Once again, it's a tech that Google created but never turned into a product. AFAIK in their demo last year, Google showed a special version of Gemini that used diffusion. They were so excited about it (on the stage) and I thought that's what they'd use in Google search and Gmail.

refulgentis · 2026-02-26T22:33:02 1772145182

Google did not create it; it is correct there was a Gemini that used diffusion, you could apply for access (not via API). It was okay

volodia · 2026-02-25T02:21:09 1771986069

We agree! In fact, there is an emerging class of models aimed at fast agentic iteration (think of Composer, the Flash versions of proprietary and open models). We position Mercury 2 as a strong model in this category.

estsauver · 2026-02-25T03:39:12 1771990752

Do you guys all think you'll be able to convert open source models to diffusion models relatively cheaply ala the d1 // LLaDA series of papers? If so, that seems like an extremely powerful story where you get to retool the much, much larger capex of open models into high performance diffusion models.

(I can also see a world where it just doesn't make sense to share most of the layers/infra and you diverge, but curious how you all see the approach.)

bigbuppo · 2026-02-25T02:13:59 1771985639

Maybe make that intelligence per token per relative unit of hardware per watt. If you're burning 30 tons of coal to be 0.0000000001% better than the 5 tons of coal option because you're throwing more hardware at it, well, it's not much of a real improvement.

estsauver · 2026-02-25T03:44:07 1771991047

I think the fast inference options have historically been only marginally more expensive then their slow cousins. There's a whole set of research about optimal efficiency, speed, and intelligence pareto curves. If you can deliver even an outdated low intelligence/old model at high efficiency, everyone will be interested. If you can deliver a model very fast, everyone will be interested. (If you can deliver a very smart model, everyone is obviously the most interested, but that's the free space.)

But to be clear, 1000 tokens/second is WAY better. Anthropic's Haiku serves at ~50 tokens per second.
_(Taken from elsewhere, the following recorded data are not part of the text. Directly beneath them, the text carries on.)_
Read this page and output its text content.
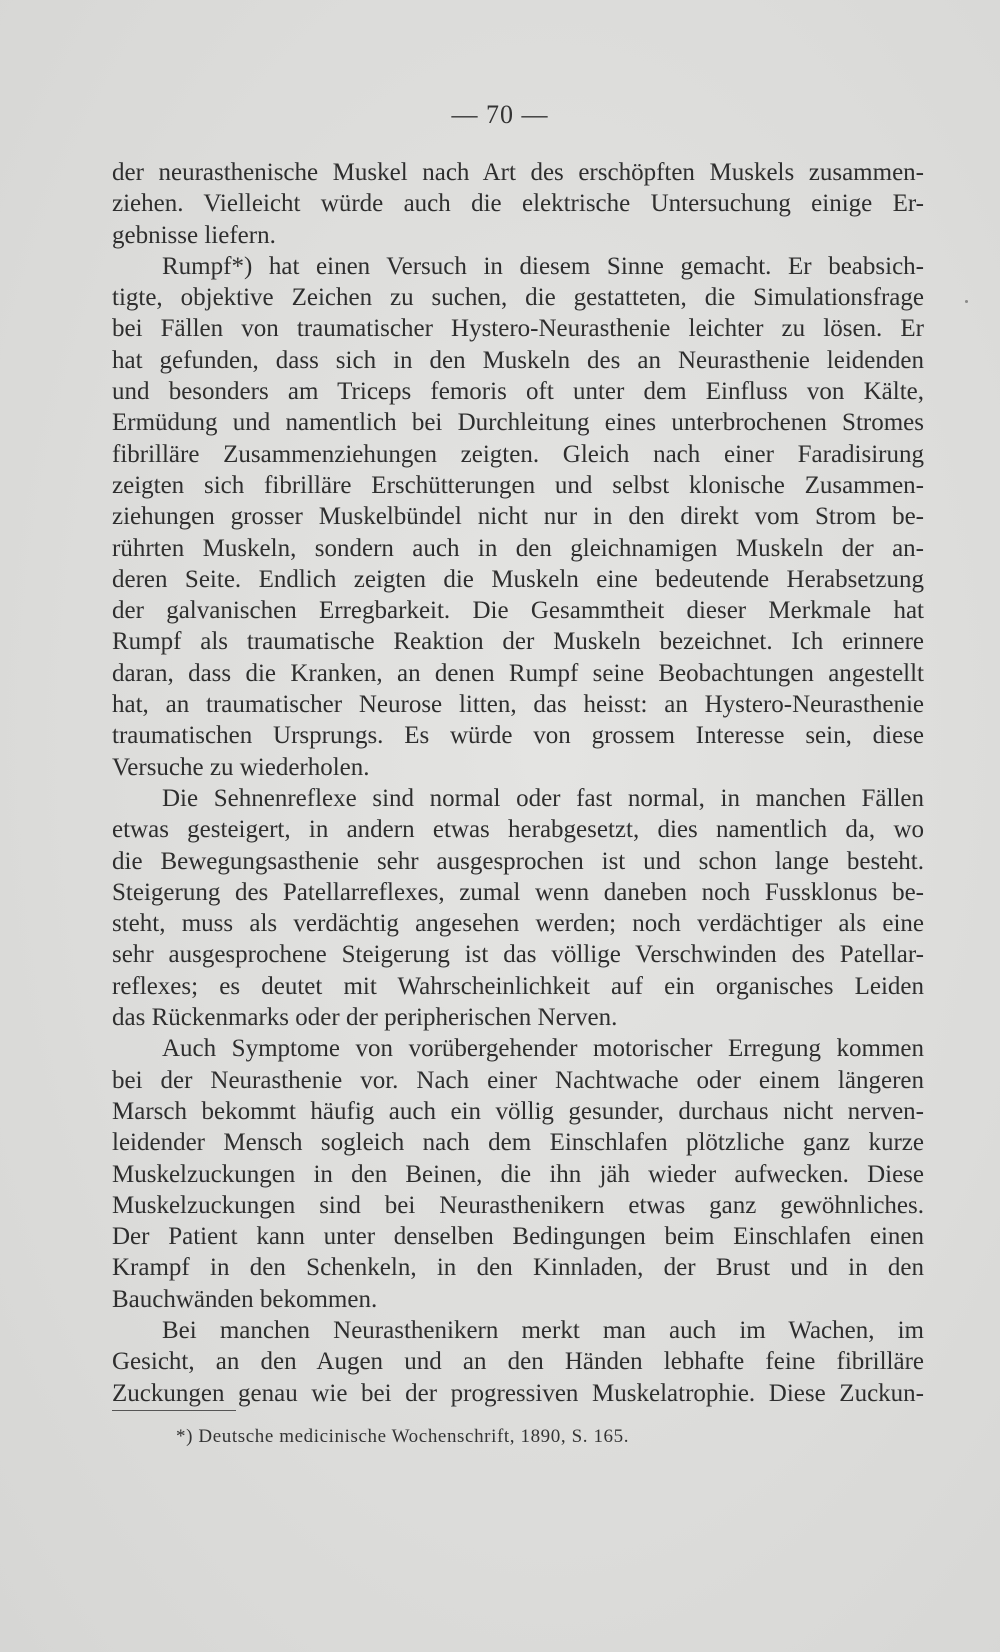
— 70 —
der neurasthenische Muskel nach Art des erschöpften Muskels zusammen-
ziehen. Vielleicht würde auch die elektrische Untersuchung einige Er-
gebnisse liefern.
Rumpf*) hat einen Versuch in diesem Sinne gemacht. Er beabsich-
tigte, objektive Zeichen zu suchen, die gestatteten, die Simulationsfrage
bei Fällen von traumatischer Hystero-Neurasthenie leichter zu lösen. Er
hat gefunden, dass sich in den Muskeln des an Neurasthenie leidenden
und besonders am Triceps femoris oft unter dem Einfluss von Kälte,
Ermüdung und namentlich bei Durchleitung eines unterbrochenen Stromes
fibrilläre Zusammenziehungen zeigten. Gleich nach einer Faradisirung
zeigten sich fibrilläre Erschütterungen und selbst klonische Zusammen-
ziehungen grosser Muskelbündel nicht nur in den direkt vom Strom be-
rührten Muskeln, sondern auch in den gleichnamigen Muskeln der an-
deren Seite. Endlich zeigten die Muskeln eine bedeutende Herabsetzung
der galvanischen Erregbarkeit. Die Gesammtheit dieser Merkmale hat
Rumpf als traumatische Reaktion der Muskeln bezeichnet. Ich erinnere
daran, dass die Kranken, an denen Rumpf seine Beobachtungen angestellt
hat, an traumatischer Neurose litten, das heisst: an Hystero-Neurasthenie
traumatischen Ursprungs. Es würde von grossem Interesse sein, diese
Versuche zu wiederholen.
Die Sehnenreflexe sind normal oder fast normal, in manchen Fällen
etwas gesteigert, in andern etwas herabgesetzt, dies namentlich da, wo
die Bewegungsasthenie sehr ausgesprochen ist und schon lange besteht.
Steigerung des Patellarreflexes, zumal wenn daneben noch Fussklonus be-
steht, muss als verdächtig angesehen werden; noch verdächtiger als eine
sehr ausgesprochene Steigerung ist das völlige Verschwinden des Patellar-
reflexes; es deutet mit Wahrscheinlichkeit auf ein organisches Leiden
das Rückenmarks oder der peripherischen Nerven.
Auch Symptome von vorübergehender motorischer Erregung kommen
bei der Neurasthenie vor. Nach einer Nachtwache oder einem längeren
Marsch bekommt häufig auch ein völlig gesunder, durchaus nicht nerven-
leidender Mensch sogleich nach dem Einschlafen plötzliche ganz kurze
Muskelzuckungen in den Beinen, die ihn jäh wieder aufwecken. Diese
Muskelzuckungen sind bei Neurasthenikern etwas ganz gewöhnliches.
Der Patient kann unter denselben Bedingungen beim Einschlafen einen
Krampf in den Schenkeln, in den Kinnladen, der Brust und in den
Bauchwänden bekommen.
Bei manchen Neurasthenikern merkt man auch im Wachen, im
Gesicht, an den Augen und an den Händen lebhafte feine fibrilläre
Zuckungen genau wie bei der progressiven Muskelatrophie. Diese Zuckun-
*) Deutsche medicinische Wochenschrift, 1890, S. 165.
jakubtomanik · 2026-02-25T10:18:19 1772014699

Intelligence per second is a great metric. I never could fully articulate why I like Gemini 3 Flash but this is exactly why. It’s smart enough and unbelievably fast. Thanks for sharing this

josephg · 2026-02-25T02:01:01 1771984861

Yeah I agree with this. We might be able to benchmark it soon (if we can’t already) but asking different agentic code models to produce some relatively simple pieces of software. Fast models can iterate faster. Big models will write better code on the first attempt, and need less loop debugging. Who will win?

At the moment I’m loving opus 4.6 but I have no idea if its extra intelligence makes it worth using over sonnet. Some data would be great!
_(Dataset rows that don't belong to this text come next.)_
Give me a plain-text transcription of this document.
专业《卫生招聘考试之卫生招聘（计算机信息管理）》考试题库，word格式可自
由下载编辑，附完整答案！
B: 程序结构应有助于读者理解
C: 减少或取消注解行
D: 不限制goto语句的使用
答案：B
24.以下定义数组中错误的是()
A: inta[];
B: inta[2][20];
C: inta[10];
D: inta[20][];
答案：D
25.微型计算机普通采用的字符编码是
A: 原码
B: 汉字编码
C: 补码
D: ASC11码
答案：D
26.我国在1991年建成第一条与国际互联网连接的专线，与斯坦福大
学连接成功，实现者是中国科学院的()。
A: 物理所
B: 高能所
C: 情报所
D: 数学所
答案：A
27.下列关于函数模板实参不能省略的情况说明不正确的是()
estsauver · 2026-02-25T03:46:19 1771991179

For what it's worth, most people already are doing this! Some of the subagents in Claude Code (Explore, I think even compaction) default to Haiku and then you have to manually overwrite it with an env variable if you want to change it.

Imagine the quality of life upgrade of getting compaction down to a few second blip, or the "Explore" going 20 times faster! As these models get better, it will be super exciting!
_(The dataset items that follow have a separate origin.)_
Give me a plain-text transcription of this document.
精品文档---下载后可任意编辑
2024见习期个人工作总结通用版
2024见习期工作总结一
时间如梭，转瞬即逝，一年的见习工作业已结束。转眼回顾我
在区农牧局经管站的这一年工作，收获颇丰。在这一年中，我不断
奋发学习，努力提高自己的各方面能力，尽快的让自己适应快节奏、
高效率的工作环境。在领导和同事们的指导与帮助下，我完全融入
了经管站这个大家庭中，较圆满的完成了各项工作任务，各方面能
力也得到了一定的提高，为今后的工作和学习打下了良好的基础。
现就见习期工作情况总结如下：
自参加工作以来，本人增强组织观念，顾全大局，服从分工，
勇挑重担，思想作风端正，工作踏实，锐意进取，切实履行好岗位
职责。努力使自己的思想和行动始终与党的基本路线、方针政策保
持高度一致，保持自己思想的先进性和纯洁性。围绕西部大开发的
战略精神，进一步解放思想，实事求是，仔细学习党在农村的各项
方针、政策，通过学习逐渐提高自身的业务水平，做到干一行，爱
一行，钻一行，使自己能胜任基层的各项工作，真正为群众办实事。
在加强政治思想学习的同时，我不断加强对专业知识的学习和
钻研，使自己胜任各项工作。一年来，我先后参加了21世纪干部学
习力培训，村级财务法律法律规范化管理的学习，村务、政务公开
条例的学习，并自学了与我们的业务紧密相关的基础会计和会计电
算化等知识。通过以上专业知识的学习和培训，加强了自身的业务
embedding-shape · 2026-02-25T09:44:44 1772012684

> Imagine the quality of life upgrade of getting compaction down to a few second blip, or the "Explore" going 20 times faster! As these models get better, it will be super exciting!

I'm awaiting the day the small and fast models come anywhere close to acceptable quality, as of today, neither GPT5.3-codex-spark nor Haiku are very suitable for either compaction or similar tasks, as they'll miss so much considering they're quite a lot dumber.

Personally I do it the other way, the compaction done by the biggest model I can run, the planning as well, but then actually following the step-by-step "implement it" is done by a small model. It seemed to me like letting a smaller model do the compaction or writing overviews just makes things worse, even if they get a lot faster.

jmvldz · 2026-02-27T20:09:14 1772222954

The explore step with Codex-5.3-Spark and Opus 4.6 Fast both feel incredible.

nubg · 2026-02-25T01:22:55 1771982575

Interesting perspective. Perhaps also the user would adopt his queries knowing he can only to small (but very fast) steps. I wonder who would win!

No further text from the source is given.